Last year at Oakmont, Furyk tied for second with Tiger Woods. The year before that, at Winged Foot, he tied for second with Phil Mickelson and Colin Montgomerie.
Both times, Furyk was one shot out of a playoff.
This is his 13th U.S. Open, and the only one in which Furyk was under par was the one he won. It’s not clear whether that means he’s due or he’s not going to challenge.
Furyk said he hasn’t played up to his capabilities so far this year.
“I’m a little frustrated. I think that I haven’t played poorly this year, but I haven’t played well by any means,” he said. “I’ve struggled a little bit with the driver, which has been a strength of mine throughout the last five to eight years.”
Furyk said he’s also had problems putting, but he thinks he’s straightened out both those woes.
He just hopes he can handle the length of Torrey Pines.
“I would say there is no way to disguise 7,600 yards,” he said.
Last year, Furyk ranked 171st in driving distance. He’s about the same this year, averaging 275.6 yards, or close to 37 yards less than driving distance leader Bubba Watson.

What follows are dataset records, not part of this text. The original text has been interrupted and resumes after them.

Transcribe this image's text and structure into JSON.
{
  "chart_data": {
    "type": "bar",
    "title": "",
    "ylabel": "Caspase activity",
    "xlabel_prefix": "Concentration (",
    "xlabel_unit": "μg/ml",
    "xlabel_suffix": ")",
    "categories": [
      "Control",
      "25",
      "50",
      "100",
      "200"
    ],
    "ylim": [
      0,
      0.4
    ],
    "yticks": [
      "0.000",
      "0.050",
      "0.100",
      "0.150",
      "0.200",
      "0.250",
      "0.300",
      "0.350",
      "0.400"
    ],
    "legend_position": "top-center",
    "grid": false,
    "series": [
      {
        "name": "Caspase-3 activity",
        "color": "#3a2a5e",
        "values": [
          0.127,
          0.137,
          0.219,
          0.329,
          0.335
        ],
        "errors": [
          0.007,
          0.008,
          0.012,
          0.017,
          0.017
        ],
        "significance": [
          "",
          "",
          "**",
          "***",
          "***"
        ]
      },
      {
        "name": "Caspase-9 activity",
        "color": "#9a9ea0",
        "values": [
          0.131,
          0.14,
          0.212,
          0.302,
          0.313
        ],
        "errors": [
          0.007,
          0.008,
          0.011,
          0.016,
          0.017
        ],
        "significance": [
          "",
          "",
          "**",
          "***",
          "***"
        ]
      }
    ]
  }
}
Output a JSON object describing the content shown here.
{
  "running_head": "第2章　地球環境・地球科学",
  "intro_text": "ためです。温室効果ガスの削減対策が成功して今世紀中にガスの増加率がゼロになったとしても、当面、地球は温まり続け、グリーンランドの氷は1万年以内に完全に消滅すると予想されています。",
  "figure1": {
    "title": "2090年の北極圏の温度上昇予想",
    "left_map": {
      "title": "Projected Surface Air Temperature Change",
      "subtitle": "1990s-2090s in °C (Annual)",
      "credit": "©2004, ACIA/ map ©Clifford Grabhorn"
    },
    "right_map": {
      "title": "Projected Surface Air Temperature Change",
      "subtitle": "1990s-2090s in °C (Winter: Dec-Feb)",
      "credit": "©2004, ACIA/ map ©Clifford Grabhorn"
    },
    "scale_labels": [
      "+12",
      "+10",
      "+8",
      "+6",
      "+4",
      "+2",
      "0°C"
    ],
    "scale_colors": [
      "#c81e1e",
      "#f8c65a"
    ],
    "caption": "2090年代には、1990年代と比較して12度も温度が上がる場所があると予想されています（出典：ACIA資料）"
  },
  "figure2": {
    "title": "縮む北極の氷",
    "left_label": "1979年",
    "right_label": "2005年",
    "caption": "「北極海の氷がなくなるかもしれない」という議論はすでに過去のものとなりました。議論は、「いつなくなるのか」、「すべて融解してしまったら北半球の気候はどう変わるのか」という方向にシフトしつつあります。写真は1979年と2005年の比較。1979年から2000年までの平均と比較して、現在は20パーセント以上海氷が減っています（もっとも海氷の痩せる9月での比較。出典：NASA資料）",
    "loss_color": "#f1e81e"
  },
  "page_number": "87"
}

A man of few words, Woods was asked why his U.S. Open victory total remains at two, lagging behind his success rate in the other three majors.
Said Woods: “Less wins.”
Phil Mickelson raised some eyebrows when he said that the new teeing area at the par-five 13th is a terrible idea and a big waste of money. He was referring to the tee that makes the hole 614 yards and requires a drive of about 255 yards over a canyon to reach the fairway.
USGA vice president Jim Hyler wasn’t in the mood to hear that.
“Well, we certainly have a lot of respect for Phil’s comments. However, on this one, I think we’ll agree to disagree.
“We like it back there … and so we like the hole where it is.”
This is the first U.S. Open in Southern California in 60 years, since 1948 at Riviera, which means there are going to be some critical eyes trained on how the week goes.
For the USGA, playing the Open on a public course has been a celebrated cause since it started traveling down that path, at Bethpage Black in 2002.
No one is saying it out loud, but with future U.S. Open sites already awarded through 2015, there’s a feeling that Torrey Pines might be a one-and-out deal. Hyler didn’t exactly give Torrey a ringing endorsement when asked about a return engagement.
“If the invitation comes for a return visit here, we’ll consider that in due course. Our focus right now is on this championship and giving the players a very hard but fair course.”
Masters champion Trevor Immelman has already won at Torrey Pines. It’s where he won the 1998 U.S. Amateur Public Links.
If that’s some kind of advantage, Immelman isn’t buying it.
“The course has changed so much, and it was 10 years ago,” he said.
But Immelman is certain of one thing: Long hitters have the advantage this week.
“There’s no doubt about it,” he said. “It’s going to be damp and cold. The ball doesn’t go very far, so I think a power hitter is going to prevail around here.”